Since the nesting platform is far from the shore, I suggested we include commercial binoculars (with a child step) and a child-friendly educational sign.  This project involved raising over $7660, developing and managing a budget, obtaining permits from the Michigan Department of Environmental Quality and the Ann Arbor Building Department, making several presentations to stakeholder groups, and organizing a team of volunteers to build the deck. The project involved 176.6 volunteer hours.

Thinking I would have to design the educational sign myself, I  completed a fair amount of research on the Ospreys  I was somewhat relieved when many local bird experts offered to be part of the sign design team.  I quickly realized the sign had become the unifying element for our community. The sign was symbolic of the passion so many people have for our rivers and the Ospreys. In the end, the sign will help to create awareness of HRWC and their revitalization initiatives. It will also inform the public how conservation efforts can impact the return and survival of interesting birds like the ospreys.  It is a very inspiring message. The project went well and the platform installed with the help of volunteers from my scout troop and other volunteers.
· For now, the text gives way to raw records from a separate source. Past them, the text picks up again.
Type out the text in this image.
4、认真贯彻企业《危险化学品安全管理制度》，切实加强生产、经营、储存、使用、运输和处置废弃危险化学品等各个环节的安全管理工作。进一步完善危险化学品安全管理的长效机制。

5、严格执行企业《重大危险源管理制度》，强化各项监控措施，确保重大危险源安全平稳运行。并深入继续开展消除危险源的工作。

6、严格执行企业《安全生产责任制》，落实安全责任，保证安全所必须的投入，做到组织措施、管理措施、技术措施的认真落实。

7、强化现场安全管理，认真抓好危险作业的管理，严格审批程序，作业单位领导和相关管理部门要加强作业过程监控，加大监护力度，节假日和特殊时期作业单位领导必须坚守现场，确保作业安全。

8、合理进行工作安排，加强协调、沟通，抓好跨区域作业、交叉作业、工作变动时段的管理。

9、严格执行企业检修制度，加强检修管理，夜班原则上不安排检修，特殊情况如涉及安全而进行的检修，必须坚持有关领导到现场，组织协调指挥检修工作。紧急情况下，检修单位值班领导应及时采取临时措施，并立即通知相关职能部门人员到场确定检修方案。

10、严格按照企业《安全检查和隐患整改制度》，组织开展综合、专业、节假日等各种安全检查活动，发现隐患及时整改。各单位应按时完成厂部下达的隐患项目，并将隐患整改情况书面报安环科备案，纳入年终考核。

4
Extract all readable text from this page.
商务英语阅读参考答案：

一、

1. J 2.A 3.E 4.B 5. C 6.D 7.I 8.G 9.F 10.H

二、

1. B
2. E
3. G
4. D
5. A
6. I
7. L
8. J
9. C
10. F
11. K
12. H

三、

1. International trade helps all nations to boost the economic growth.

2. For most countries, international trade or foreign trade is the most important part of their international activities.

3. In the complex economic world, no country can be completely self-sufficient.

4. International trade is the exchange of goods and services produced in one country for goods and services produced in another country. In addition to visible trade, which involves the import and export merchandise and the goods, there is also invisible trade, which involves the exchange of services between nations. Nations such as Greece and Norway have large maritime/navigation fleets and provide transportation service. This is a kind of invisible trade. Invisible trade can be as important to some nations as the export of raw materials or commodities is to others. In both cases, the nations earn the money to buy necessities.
Last month it was great to watch 30 school kids line up to take a turn looking through the new binoculars. I have already seen several wildlife photographers use the deck to take pictures of the waterfowl in the area.   It has been rewarding to see our community so vested in being part of HRWC’s vision for our rivers.  I am looking for the day when a pair of ospreys decides that our nesting platform is perfect for their nesting site.  Maybe it will be this spring.  I will be waiting and watching.

If you are an Eagle Scout candidate or Boy Scout troop looking for a small or large project, please consider a conservation project.  Many opportunities exist for service projects like this.  Contact any one of your local outdoor or conservation groups or organizations.